そうして、あたしは今トレーナーさんに尻尾を委ねてる。

あたしにとっては男の人に手入れをされるのは初めてだ。

父ちゃんが昔やろうとして、余りにガサツ過ぎて母ちゃんに怒られたらしいからな。

なので、少しだけ緊張もしたけど、トレーナーさんが真面目にやってくれているのを感じるので、黙って受けていた。

・・・うん、結構痛い。

手順や道具も有ってると思うし、悩みながらやってる様子もない、けど下手だ。

終わった後の尻尾を見てみる。

・・・あたしよりは大分マシ、だとは思う。

多分知識は本当にしっかり有ったけど、技術は、まあ、うん。

それでも一生懸命やってくれたのは良く分かる。
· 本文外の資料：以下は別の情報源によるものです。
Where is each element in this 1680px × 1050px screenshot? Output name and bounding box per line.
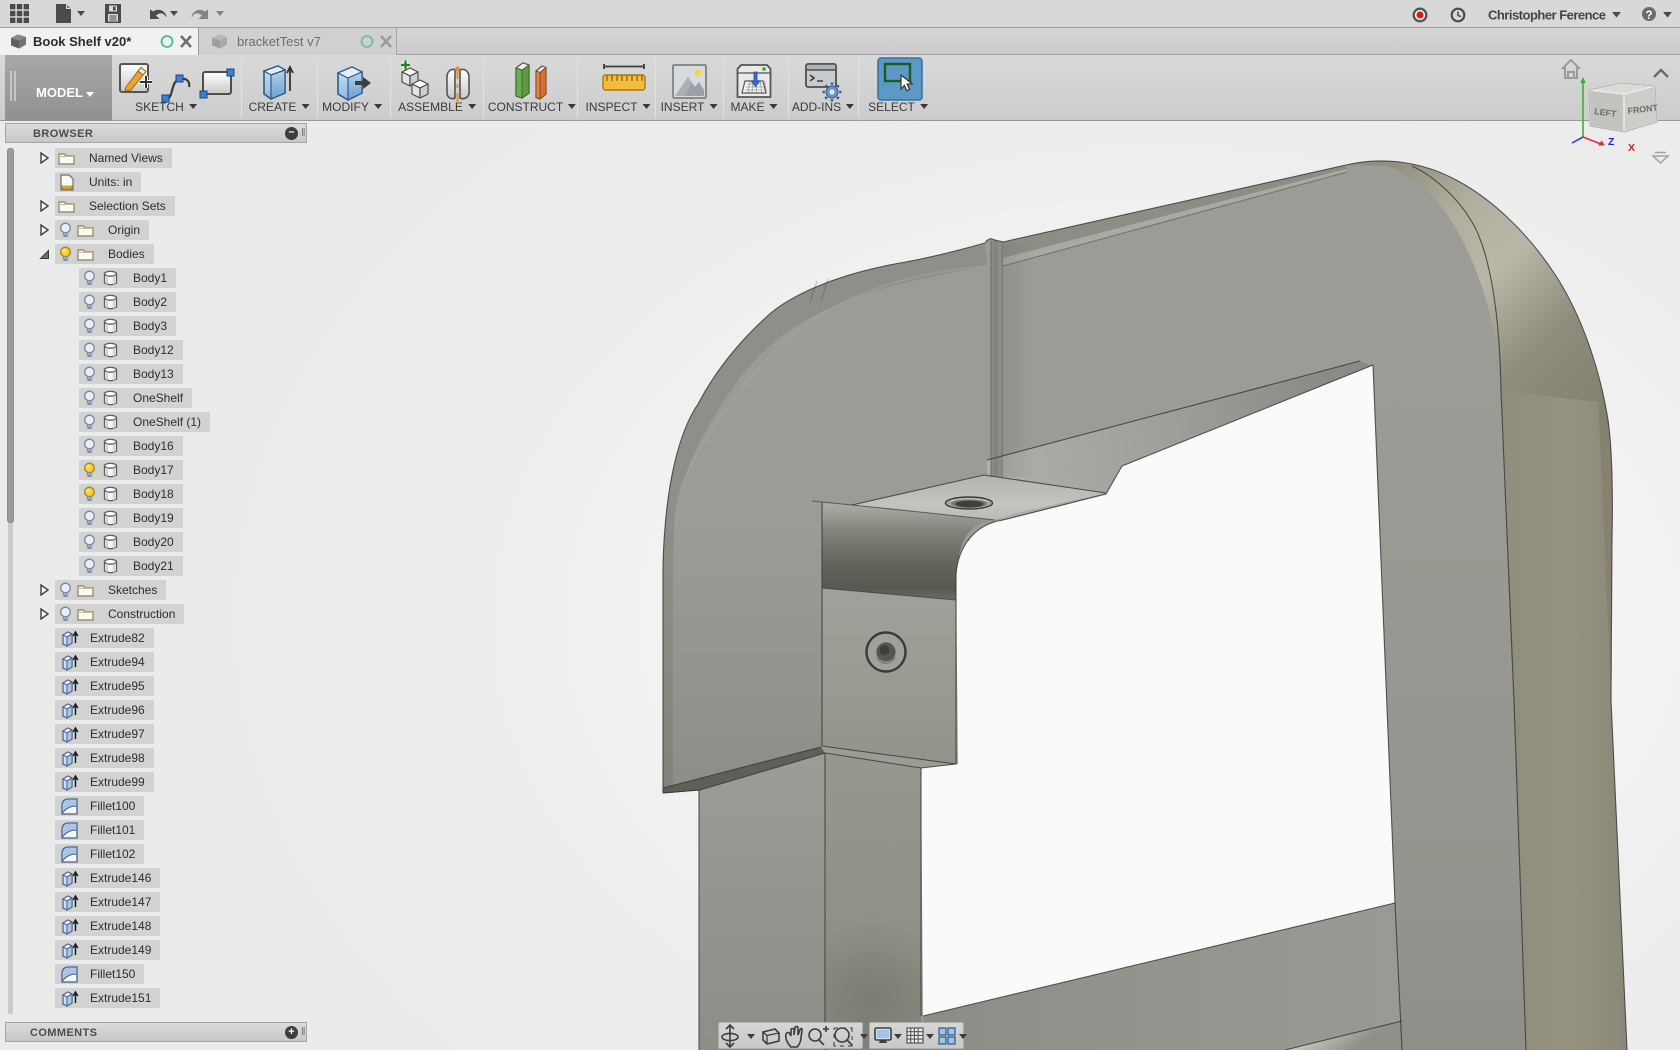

なので

「ありがとう!トレーナーさん!」

そうお礼を言った。

でもこれも、言わずにはいられなかった。

「──トレーナーさんって、結構不器用だよな。」

今度はトレーナーさんが痛いところを突かれた顔をしていた。

「・・・畑と同じように、精進します…」

少し落ち込んだ様子で返すトレーナーさん。

そんな様子がおかしくて笑ってしまう。

「ははは!期待してるぜトレーナーさん。なんてったって、あたしの尻尾を任せるんだからな!なあに、畑のことだってあんなに直ぐに出きるようになったんだ。あんたならこれだって、直ぐに出きるようになるさ!」

それは偽りの無い本心だ。

あたしの為に、あたしに寄り添う、ただそれだけの為に、新しいことに挑戦して、努力してくれたこの人なら、きっと直ぐに上手くなると思う。


だから──

「これからもよろしく頼むぜ!トレーナーさん!」

そう言って拳を突き出す。

「ああ、任せてくれ!エース!」

元気を取り戻したトレーナーさんが拳を合わせる。


あたしが出来ないことを、トレーナーさんにやってもらって、その分、トレーナーさんの夢を乗せてあたしが走る。

そういった関係がより強まった──

トレーナーさんとの間に強い信頼が生まれた様な気がした1日だった。